Un accouchement « idéal »

J’ai eu un accouchement « parfait » ,du moins vu de l’exterieur.

Premieres contractions à17h, entrée en salle d’accouchement à minuit (je vous épargne les 2h de travail sur les sièges « ultra confortable de la salle d’attente de la mater) dilatée à 4, le temps de poser la peri j’etais à 7 et à 4h du mat ma fille venait à notre rencontre en 3 poussées, sans déchirure, sans episio, sans forceps ou ventouse. J’ai pu me mettre en position semi assise sur le bord de la table, c’est le papa qui l’a sortie et l’a posée sur mon ventre ou elle a aussitot cherché à teter avec vigueur, le cordon a été coupé seulement apres qu’il ai arrété de battre, on a pu faire du peau a peau pendant que j’expulsait le placentat, il n’y avait pas trop de lumiere. Bref parfait vous dis je !

oui …mais.

J’avais, moi, un sentiment mitigé de cet accouchement, quand on me demandait comment ça c’était passé, je répondais : parfaitement bien ! parce que c’était l’avis de mon compagnon et puis de la sage femme et puis de tout ceux a qui je le racontais.

oui… mais

je ne pouvais m’empecher de preciser à chaque fois, que je m’en voulais d’avoir demandé la peridurale, précisant qu’entre le moment ou je l’ai demandée et celui ou je l’ai eu, il s’est ecoulé une petite demi heure, pendant laquelle je suis passée de 4 à 7 (mais ca je ne l’ai su qu’apres la pose, pourtant dans l’article du gest des vendredis intellos sur la péridurale, il le disait bien de se faire réexaminer le col juste avant la pose) et que donc vraiment j’aurai pu m’en passer, et on me repondait

oui mais …

« tu l’a demandée et tu as donc pu vivre ton accouchement sereinement » et puis « oui ça a ralentit le travail (a tel point qu’apres être resté 2h dilatée à 9 on a du te mettre un petit coup d’ocytocine) mais bon on etait pas pressé hein ! »

oui…mais

un truc clochait, un goût mitigé sans que j’arrive à mettre le doigt dessus, et puis le temps passe, je n’en parle plus puisque visiblement mon ressentit es incompris, ma fille à 5 mois et je tombe sur cet article, le titre évoque quelque chose en moi, mais moi l’allaitement a bien demarré (du moins après qu’on lui ai enfin coupé son frein de langue après 3 jours de crevasses); je lis et soudain cette phrase : « La revue Cochrane (2011) portant sur 9958 femmes parturientes est claire sur le sujet : « Les péridurales ont permis de soulager la douleur ressentie lors de l’accouchement mieux que n’importe quel autre type d’analgésique ».

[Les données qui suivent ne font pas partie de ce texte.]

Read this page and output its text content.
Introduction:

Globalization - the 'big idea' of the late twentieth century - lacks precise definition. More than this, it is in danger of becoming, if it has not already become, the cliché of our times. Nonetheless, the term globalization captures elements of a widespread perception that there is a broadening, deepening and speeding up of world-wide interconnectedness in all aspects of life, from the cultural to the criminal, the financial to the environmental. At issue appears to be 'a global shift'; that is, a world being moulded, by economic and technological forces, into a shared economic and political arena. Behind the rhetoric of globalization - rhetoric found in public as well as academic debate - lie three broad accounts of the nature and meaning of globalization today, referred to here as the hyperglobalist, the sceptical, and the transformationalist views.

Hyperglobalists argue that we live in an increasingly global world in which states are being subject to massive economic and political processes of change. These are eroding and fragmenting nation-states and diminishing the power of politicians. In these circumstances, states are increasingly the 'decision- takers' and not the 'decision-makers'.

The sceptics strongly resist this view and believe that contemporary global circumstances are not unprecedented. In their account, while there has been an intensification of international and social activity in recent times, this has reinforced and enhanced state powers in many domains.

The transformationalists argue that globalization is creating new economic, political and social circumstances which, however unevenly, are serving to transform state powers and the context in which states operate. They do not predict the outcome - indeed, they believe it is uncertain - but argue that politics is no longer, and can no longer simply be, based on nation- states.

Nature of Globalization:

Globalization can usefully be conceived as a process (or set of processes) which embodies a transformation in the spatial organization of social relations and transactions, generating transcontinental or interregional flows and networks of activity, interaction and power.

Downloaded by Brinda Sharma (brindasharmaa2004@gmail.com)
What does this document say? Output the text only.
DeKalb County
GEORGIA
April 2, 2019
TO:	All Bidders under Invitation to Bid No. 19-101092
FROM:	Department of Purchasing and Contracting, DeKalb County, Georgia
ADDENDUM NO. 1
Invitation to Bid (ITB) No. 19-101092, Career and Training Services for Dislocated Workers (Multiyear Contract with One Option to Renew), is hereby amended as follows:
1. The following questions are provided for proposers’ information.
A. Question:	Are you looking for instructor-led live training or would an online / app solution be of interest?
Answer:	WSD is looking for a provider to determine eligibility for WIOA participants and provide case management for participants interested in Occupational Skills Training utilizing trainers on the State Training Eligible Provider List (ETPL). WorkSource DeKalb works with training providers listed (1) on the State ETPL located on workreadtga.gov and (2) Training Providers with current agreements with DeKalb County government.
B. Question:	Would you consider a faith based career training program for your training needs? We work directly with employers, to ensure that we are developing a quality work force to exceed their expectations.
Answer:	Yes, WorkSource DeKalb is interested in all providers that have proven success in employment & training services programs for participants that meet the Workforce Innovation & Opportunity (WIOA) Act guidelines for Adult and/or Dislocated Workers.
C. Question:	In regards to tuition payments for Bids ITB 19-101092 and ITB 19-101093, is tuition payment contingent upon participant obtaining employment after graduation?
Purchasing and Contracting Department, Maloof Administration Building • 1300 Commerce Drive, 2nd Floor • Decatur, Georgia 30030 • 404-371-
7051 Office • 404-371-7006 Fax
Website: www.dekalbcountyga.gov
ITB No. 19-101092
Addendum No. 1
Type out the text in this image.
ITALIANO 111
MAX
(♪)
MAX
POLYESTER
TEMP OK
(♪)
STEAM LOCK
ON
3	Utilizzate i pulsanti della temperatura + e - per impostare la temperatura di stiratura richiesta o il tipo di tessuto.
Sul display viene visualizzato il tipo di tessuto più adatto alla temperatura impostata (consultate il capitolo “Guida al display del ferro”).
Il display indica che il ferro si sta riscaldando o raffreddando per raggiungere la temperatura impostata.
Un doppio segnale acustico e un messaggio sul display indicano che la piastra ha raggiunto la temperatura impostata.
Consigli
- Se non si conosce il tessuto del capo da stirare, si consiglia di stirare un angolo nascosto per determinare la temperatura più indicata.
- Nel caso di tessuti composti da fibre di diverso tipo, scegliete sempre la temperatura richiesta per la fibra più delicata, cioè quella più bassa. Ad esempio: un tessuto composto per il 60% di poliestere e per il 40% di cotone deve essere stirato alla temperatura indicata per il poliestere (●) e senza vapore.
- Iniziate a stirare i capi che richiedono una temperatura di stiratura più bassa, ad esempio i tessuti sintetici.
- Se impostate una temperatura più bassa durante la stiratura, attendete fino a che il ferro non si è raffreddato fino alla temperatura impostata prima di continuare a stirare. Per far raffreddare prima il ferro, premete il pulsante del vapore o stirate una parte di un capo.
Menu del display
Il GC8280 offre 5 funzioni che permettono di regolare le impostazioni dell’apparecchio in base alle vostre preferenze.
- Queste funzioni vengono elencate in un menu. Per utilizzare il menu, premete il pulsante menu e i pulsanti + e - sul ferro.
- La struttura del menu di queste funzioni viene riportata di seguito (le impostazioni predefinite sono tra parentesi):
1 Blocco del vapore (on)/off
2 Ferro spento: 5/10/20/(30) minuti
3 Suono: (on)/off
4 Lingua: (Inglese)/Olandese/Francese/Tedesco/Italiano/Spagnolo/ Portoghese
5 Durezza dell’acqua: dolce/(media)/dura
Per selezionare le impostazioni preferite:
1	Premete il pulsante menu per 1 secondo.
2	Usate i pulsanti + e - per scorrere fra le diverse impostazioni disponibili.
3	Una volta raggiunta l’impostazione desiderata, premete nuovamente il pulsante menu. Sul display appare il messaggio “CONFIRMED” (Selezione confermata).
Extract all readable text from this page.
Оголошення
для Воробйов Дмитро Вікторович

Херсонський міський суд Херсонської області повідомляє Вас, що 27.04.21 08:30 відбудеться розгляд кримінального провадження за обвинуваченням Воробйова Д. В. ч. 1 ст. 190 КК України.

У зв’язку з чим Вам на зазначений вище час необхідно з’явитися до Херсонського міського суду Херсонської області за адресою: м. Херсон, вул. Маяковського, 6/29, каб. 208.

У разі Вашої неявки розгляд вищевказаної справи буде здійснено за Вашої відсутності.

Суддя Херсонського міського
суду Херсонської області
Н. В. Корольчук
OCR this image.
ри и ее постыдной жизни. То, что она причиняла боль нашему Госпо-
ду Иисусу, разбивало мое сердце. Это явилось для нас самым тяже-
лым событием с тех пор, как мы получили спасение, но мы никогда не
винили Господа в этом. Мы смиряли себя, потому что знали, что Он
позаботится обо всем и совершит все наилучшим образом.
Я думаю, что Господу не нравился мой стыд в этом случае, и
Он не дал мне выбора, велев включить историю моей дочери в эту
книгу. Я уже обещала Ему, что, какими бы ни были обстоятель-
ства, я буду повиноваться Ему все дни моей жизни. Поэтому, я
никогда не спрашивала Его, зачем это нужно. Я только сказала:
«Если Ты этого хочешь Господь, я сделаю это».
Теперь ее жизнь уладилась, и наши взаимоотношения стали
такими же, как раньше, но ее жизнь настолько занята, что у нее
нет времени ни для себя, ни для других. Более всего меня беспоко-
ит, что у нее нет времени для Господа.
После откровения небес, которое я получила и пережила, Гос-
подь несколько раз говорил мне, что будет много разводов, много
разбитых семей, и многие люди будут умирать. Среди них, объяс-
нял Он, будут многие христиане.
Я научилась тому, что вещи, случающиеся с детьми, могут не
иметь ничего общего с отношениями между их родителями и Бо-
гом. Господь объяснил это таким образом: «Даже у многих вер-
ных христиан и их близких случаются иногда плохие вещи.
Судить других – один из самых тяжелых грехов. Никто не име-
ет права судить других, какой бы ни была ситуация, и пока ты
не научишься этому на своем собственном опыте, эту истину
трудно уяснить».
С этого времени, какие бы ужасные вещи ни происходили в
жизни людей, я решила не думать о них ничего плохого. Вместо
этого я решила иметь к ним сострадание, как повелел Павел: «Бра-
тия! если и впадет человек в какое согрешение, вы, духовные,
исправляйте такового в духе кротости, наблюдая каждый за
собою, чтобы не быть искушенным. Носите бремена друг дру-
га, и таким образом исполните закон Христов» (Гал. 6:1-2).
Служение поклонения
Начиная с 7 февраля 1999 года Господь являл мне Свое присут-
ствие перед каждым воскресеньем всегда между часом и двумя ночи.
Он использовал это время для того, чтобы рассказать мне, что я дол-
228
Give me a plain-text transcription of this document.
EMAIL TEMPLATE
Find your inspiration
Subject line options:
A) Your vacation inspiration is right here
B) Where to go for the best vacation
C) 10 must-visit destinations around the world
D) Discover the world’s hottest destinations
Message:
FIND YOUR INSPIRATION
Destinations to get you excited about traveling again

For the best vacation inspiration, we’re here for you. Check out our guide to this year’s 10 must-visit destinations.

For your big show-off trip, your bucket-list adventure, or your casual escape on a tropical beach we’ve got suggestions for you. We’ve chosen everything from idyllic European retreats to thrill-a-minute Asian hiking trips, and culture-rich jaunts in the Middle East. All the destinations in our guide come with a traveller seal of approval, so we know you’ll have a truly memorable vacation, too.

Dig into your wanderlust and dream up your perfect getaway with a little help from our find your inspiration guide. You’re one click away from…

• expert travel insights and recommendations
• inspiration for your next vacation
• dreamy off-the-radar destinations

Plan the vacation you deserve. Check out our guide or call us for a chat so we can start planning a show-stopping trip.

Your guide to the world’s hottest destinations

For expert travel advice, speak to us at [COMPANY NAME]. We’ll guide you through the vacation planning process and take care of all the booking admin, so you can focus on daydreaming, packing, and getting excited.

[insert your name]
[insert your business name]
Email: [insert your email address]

La douleur est une chose mais le ressenti global de l’accouchement en est une autre. Bon nombre de mamans ont fait part de difficultés survenues suite à la péridurale et finalement l’impression globale de la naissance de leur enfant s’en est trouvée relativement mitigée. »

Et soudain tout s’éclaire : au début de ma grossesse je me suis laissé porter et suite à une mésaventure ici j’avais décidé de reprendre ma grossesse en main, de redevenir actrice de mon corp, de ma grossesse, de ne plus laisser le corp médical ne voir en moi qu’un uterus et faire mes choix. D’ ou une lecture assidu des vendredi intellos et rédaction d’un projet de naissance avec refus de la
péridurale.

oui …mais

J’ai craqué le jour J, et on s’est empressé de me la donner sans essayer de m’aider à gerer autrement la douleur et en me prevenant qu’a 4 ça pouvait encore être long, que souvent pour un premier on dillate d’1 par heure. (bon je n’accuse personne hein c’est mon choix j’assume, mais peut etre que ça aurait pu être different si on m’avait soutenu dans mon choix initiale lors de ce moment
de faiblesse).
J’ai craqué et aujourd’hui j’ai l’impression que la péridurale en m’anesthesiant physiquement, m’ a aussi anesthesié les sentiments. A la naissance de ma fille je n’ai rien ressentit, ho j’en ai pris soin, j’étais heureuse qu’elle aille bien,qu’elle tète, qu’elle soit si éveillée mais je ne l’ai réellement aimée qu’un bon mois plus tard, le jour ou elle m’a souri pour la première fois.
Et je me dis que la peridurale m’a volé la fin de l’histoire de ma grossesse que je n’ai pas l’impression de l’avoir vécu, tant cette passivité, ces « poussez madame ! »paraissent iréel.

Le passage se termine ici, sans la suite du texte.